The time’s arrived for you to buy your PPOR. You take out the $52k you’ve saved in your IP offset (which increases your IP loan back up to $100k) and put it in an offset account linked to your PPOR. In this scenario, you’ve maximized your deductible debt (IP is at $100k) and minimized your non-deductible (PPOR loan is now $48k).
This is the sort of thing my accountant was suggesting…getting something that is self-sustaining. He said that when we do eventually go to buy our own home, the banks will have more regard to us already having some property and able to service a loan rather than having invested in shares etc… Not sure how true this is, but it kinda makes some sense.
Hi Charlie
When it comes to buying your PPOR down the track, the bank will want to see you have a deposit (whether that be cash or equity from another property) and the ability to service the loan (and an impairment free credit file). Having owned a property isn’t going to put you in higher regard with them – they’ll simply look at it as another liability and the rent as another income.

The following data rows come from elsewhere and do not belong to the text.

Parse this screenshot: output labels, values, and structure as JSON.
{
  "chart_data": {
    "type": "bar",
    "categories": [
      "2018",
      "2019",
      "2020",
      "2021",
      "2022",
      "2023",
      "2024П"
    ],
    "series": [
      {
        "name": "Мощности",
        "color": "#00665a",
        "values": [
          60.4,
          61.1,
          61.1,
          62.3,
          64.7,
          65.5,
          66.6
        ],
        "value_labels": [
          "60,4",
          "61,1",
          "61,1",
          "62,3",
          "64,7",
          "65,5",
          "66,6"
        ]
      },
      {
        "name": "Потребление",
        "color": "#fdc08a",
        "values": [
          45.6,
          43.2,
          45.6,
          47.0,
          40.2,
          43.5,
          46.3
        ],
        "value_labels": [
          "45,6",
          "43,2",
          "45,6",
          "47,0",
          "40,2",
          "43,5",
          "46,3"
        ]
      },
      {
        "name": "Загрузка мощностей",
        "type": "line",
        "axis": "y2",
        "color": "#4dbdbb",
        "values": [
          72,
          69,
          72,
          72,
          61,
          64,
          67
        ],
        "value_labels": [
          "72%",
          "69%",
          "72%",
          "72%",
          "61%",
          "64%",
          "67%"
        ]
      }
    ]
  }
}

It can be handy, to a certain degree, if you’re sourcing finance for your second property with the same lender as your first – because certain features (such as 95% loans) which are often only available to existing bank customers (that’s for some banks) can, in my experience, be a little easier to get across the line.
What’s stopping you from purchasing your PPOR first? $40k on a 95% lend will get you something just over the $400k mark (pending borrowing capacity, etc), or is that not enough to secure the type of property in the area you’d like to live?